SP does not prevent the Holy See from altering the rite of Mass.

Marie said...

JBS,

"SP does not prevent the Holy See from altering the rite of Mass."


But of course, it's the Holy See. Thanks.

Anonymous said...

The problem with the Ordinary Form of the Mass is the involvement of lay people in the sanctuary, eucharistic processions, sign of peace, Extraordinary Ministers distributing Communion.

This breaks up the Mass and turns it into more of a "performance". It is a constant distraction. However, I cannot see how this can be overcome because that is what the majority of people who attend the Ordinary Form of the Mass desire.

Jan

Fr.

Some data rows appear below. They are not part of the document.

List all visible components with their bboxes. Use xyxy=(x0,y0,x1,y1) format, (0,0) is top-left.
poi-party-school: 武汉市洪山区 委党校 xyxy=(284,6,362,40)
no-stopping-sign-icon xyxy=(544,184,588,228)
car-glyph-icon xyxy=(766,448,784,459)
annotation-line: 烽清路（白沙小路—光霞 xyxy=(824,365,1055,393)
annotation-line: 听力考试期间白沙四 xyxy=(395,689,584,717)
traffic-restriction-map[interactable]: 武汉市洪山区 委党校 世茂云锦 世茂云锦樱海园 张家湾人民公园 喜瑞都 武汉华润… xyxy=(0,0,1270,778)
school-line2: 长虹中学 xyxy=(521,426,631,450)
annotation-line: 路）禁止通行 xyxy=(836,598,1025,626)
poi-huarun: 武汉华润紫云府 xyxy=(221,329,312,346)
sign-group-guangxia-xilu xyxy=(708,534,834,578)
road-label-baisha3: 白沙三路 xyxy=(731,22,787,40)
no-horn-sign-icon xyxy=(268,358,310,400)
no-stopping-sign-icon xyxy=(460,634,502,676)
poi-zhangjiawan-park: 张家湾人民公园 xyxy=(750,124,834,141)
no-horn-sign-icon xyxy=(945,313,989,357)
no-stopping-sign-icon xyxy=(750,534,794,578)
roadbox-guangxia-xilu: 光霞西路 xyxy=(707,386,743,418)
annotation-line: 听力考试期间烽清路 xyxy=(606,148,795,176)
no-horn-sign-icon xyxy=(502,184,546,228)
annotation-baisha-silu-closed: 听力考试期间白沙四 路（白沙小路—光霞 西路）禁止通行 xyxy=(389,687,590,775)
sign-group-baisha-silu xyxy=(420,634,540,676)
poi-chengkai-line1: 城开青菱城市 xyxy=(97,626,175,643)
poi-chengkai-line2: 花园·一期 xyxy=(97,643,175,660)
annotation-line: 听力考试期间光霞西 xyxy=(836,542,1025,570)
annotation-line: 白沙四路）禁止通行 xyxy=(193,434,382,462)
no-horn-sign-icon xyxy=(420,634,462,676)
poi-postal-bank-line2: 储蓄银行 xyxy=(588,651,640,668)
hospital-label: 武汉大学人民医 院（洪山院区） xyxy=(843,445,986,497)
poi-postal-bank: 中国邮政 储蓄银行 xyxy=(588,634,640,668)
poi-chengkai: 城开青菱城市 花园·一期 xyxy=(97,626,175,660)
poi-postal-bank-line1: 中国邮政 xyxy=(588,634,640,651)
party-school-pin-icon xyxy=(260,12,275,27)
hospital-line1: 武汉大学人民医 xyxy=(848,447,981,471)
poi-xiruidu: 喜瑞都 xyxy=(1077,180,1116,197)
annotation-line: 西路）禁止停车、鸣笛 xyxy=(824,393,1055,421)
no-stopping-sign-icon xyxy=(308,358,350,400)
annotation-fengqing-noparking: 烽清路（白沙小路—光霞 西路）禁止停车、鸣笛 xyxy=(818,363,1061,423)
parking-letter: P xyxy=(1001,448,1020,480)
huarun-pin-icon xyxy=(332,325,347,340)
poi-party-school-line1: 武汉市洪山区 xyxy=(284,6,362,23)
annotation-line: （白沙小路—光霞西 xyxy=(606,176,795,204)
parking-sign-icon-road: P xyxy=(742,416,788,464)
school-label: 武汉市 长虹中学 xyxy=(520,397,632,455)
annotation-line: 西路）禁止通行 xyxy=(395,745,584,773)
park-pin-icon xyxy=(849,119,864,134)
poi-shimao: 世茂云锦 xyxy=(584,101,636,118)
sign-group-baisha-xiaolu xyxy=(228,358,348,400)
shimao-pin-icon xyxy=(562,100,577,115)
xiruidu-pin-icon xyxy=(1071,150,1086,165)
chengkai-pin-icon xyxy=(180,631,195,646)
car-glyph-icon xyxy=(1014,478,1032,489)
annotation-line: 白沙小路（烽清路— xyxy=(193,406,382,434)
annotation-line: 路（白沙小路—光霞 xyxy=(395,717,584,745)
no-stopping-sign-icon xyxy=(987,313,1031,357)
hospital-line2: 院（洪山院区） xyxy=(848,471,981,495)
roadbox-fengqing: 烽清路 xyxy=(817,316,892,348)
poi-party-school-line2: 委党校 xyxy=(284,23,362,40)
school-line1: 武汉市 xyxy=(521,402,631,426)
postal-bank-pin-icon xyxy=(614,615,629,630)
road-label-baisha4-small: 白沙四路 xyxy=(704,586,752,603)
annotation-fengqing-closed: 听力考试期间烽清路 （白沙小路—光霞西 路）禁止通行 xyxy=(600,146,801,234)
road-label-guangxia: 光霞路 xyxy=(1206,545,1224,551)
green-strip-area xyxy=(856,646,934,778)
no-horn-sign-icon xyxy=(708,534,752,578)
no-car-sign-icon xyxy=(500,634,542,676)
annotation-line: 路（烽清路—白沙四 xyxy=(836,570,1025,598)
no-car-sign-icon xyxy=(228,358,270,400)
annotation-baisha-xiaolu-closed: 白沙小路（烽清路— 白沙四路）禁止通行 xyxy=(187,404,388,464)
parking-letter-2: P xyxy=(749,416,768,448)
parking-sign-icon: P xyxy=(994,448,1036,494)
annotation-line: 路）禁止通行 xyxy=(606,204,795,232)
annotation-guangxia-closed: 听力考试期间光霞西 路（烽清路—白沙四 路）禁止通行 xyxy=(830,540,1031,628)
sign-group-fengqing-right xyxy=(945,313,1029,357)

Allan J. McDonald said...

Prior to Vatican II there was a unified sense of the sacred in general in the Catholic Church and a very developed sense of reverence for the sacraments in general and for the Holy Eucharist in particular. The externals were unified as well. The laity couldn't enter the sanctuary or touch a chalice let alone the Eucharist.

All this was stripped to make the laity feel more like priests in the supposed sense of the general priesthood of the laity because of baptism, not Holy Orders, but we all know that the lines of the ministerial priesthood and baptismal priesthood were blurred.

So the laity could do almost everything the priest could do, enter the sanctuary, touch the host, distribute Holy Communion, stand like the priest to receive and on and on.

The loss of the sense of reverence that was a unity prior to Vatican II will be very difficult to recover. Not all of it should be recovered but most of it should be.

In addition, the emphasis on the Eucharist as meal to the great neglect of sacrifice contributes to the problem and you can see this already occurring in 1964's papal Mass.